A pink rubber ball and ten tiny metal
jacks spilled onto a bright yellow square.
She knew how to play but had never
gotten above six but these jacks were smaller
so she started to bounce and grab.

The ball flew into the air and the silver jacks came
right to her over and over one more each time without a miss.
St. Bernadette put the final sweep of ten into her palm.
One by one she kissed each jack, and then the rubber
ball with its bitter taste, as they were dropped back
into their leather home. Her finger traced the letters
she would learn to say later and even still later would
live there with her own child.

For the moment the day was as golden as the linoleum.
The peach tree was not yet cut down in a rage
and the flow of empty beer bottles, that even the powerful
Bernadette could not staunch, had yet to intrude on
her childhood.

She had made ten.
Ten was perfect.

-Kat Cavanaugh LaMantia

Novelist Tom Robbins is often quoted as saying, "It is never too late to have a happy childhood."  I agree. I want to agree. My faith in the One who loves me best helps my happy choices.
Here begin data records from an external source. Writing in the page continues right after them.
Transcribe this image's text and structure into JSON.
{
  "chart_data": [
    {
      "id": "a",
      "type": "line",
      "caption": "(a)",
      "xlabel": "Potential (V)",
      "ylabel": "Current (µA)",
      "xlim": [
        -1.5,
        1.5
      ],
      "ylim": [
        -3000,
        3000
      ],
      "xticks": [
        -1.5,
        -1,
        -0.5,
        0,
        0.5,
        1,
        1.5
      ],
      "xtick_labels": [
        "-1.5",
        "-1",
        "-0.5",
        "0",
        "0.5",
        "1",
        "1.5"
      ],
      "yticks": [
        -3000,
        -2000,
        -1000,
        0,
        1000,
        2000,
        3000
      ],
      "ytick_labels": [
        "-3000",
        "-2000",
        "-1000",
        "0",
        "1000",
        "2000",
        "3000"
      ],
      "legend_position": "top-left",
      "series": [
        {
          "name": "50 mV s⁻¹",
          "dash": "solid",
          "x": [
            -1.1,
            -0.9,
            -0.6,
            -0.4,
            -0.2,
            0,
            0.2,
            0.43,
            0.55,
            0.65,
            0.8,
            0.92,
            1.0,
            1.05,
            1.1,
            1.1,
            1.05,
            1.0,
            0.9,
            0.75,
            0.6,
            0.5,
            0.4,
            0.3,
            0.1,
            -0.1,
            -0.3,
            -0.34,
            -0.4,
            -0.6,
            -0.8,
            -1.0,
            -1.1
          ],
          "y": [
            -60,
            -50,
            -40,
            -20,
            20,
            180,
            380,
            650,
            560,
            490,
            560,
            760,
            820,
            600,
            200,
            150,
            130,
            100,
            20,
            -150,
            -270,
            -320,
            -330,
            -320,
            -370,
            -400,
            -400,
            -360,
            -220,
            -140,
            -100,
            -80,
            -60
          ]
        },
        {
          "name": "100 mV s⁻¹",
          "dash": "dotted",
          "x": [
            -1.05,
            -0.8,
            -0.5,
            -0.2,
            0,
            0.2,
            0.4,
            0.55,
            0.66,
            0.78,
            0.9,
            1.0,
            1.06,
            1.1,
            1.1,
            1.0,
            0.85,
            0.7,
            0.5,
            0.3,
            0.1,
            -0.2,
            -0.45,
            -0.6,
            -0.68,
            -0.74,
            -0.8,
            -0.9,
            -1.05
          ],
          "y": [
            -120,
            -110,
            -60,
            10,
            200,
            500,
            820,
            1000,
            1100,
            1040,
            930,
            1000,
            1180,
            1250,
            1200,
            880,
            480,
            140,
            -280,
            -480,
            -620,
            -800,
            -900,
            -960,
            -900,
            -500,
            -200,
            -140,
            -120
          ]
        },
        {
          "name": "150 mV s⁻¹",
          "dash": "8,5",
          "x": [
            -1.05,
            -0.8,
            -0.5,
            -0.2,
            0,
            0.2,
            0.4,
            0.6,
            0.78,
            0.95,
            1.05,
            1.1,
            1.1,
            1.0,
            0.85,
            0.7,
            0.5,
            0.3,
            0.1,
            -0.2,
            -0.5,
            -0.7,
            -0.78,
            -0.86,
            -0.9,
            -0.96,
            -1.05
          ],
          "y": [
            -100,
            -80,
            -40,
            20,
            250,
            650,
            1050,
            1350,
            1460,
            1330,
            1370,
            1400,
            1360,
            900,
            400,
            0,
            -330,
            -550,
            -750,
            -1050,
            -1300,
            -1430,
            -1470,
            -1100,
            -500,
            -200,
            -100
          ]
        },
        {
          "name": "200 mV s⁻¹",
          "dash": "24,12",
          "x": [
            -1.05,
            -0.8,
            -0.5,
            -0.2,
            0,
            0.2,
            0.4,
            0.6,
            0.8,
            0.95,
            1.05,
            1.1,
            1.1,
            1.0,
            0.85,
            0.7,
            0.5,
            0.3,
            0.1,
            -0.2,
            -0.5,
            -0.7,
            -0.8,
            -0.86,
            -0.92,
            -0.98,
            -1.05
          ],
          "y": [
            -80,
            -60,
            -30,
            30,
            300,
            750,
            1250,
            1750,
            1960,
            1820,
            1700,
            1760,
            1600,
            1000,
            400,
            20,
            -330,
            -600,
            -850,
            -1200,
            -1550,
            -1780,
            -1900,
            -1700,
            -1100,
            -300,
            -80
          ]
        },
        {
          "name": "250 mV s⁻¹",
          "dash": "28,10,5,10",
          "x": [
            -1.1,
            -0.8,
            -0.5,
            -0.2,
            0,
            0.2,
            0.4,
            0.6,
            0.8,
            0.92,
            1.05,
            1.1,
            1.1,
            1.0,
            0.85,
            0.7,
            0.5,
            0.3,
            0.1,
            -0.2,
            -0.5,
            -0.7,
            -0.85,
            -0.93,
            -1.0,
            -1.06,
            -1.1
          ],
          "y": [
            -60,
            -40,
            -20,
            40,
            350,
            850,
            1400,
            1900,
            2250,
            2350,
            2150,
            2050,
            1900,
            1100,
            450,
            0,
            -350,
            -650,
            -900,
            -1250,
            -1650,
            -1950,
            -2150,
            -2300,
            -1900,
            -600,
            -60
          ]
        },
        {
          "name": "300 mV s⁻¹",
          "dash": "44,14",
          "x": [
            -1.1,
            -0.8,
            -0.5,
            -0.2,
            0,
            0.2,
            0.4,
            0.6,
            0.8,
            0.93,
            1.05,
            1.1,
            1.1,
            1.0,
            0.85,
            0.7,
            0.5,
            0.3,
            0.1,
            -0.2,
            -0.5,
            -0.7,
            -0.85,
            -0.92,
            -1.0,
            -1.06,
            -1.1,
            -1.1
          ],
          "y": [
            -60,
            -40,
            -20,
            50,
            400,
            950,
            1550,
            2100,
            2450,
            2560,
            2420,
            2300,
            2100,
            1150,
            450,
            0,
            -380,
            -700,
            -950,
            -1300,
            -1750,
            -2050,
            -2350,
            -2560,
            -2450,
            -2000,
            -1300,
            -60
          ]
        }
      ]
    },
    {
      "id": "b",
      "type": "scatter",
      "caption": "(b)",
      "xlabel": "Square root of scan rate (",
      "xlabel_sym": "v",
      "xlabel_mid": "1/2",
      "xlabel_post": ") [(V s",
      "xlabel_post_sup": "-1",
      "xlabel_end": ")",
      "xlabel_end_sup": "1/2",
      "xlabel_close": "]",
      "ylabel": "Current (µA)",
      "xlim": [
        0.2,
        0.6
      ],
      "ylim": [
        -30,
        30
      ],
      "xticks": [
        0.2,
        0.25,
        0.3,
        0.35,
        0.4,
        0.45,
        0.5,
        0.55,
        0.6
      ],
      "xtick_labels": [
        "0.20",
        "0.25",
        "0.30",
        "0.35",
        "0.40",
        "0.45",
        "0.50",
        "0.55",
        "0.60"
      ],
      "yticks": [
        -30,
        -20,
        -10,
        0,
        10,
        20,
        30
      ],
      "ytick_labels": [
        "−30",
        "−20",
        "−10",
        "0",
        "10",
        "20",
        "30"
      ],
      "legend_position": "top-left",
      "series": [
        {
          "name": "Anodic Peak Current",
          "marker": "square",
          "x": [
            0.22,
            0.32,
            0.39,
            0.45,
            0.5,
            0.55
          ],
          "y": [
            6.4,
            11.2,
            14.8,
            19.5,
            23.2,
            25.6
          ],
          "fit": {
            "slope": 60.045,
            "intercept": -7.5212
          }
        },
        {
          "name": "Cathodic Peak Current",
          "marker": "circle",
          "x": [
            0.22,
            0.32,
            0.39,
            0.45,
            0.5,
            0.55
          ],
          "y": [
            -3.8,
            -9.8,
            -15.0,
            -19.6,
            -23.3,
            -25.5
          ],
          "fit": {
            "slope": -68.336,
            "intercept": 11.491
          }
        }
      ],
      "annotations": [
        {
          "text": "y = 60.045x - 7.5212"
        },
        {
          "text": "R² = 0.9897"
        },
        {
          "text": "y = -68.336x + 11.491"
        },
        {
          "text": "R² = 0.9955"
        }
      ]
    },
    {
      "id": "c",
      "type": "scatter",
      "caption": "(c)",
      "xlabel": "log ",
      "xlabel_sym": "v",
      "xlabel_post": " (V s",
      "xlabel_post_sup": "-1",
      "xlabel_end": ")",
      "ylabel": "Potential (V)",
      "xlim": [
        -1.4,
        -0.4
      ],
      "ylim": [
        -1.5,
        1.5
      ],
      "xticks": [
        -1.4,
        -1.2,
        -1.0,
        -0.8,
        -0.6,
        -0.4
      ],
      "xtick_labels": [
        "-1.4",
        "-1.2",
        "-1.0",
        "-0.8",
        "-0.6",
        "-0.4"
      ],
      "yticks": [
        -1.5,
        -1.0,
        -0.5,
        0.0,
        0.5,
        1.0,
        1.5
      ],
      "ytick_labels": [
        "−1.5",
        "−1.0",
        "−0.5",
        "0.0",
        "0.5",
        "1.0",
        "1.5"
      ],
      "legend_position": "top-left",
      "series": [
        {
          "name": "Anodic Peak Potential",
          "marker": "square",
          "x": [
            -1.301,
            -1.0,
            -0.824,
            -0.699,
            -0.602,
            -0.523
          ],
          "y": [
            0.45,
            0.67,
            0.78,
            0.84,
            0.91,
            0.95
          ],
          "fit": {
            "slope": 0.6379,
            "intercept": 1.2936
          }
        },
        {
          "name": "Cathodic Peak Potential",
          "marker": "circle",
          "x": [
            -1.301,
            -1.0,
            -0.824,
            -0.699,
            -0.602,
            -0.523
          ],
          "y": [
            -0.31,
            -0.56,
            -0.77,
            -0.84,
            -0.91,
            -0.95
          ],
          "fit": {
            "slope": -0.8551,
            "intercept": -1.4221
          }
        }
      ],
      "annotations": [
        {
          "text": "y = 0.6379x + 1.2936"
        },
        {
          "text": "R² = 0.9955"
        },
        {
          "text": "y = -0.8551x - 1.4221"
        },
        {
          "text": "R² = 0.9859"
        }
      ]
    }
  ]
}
How many of us have had one peach tree or another uprooted, chopped down, plowed under? Countless, I imagine. I grew up in an alcoholic family system that not only bled our bank accounts (including our little piggy banks) but bled out trust. A hard thing to recover. So many of my adult choices were due to the dysfunction in my childhood or a reaction against it.

I had mostly eight good years before spin the beer bottle began to strip away the happiness from our family. In that time I began to be drawn to the Lord whom I would later fully embrace. In those eight years my father planted some good seeds and I have some wonderful memories of them. The ones that followed were a different story. I will not elaborate. Forgiveness is the fruit of the most sacred Tree.

Suffice it to say that I learned to plant my own peach trees. I wanted peaches and I was not getting enough waiting for charity. I got a shovel. I grabbed up the "whatever things" admonition of scripture and drew up plans for an orchard.

If you have peaches you can eat well and you can share. You don't have to be stuck with a hole in the ground. If there is something you miss, if there is a godly way to get it,  then go for it. Why wait for someone else to beautify your emotional landscape when you have the best gardener in the universe as your Father? You get your talent from Him.

Can't replace that exact thing?  Substitutes are allowed. Start planting and when your yard is full of whatever it is that comforts your heart, just step over the fence and keep on going.

The world needs your peaches.

Who listens to the Word will find good, and happy is one who trusts in the Lord.- Proverbs 16:20

-kl

https://secure1.heifer.org/gift-catalog/trees.html

My favorite tree as a child was a peach of peach at the far end of our yard. It got the ax and when I couldn't stop thinking about it as an adult, I thought about planting my own. At the time I did not have a yard of my own so I planted my peaches in the yards of poor children around the world. Beauty for ashes. I just may see those peaches in Heaven.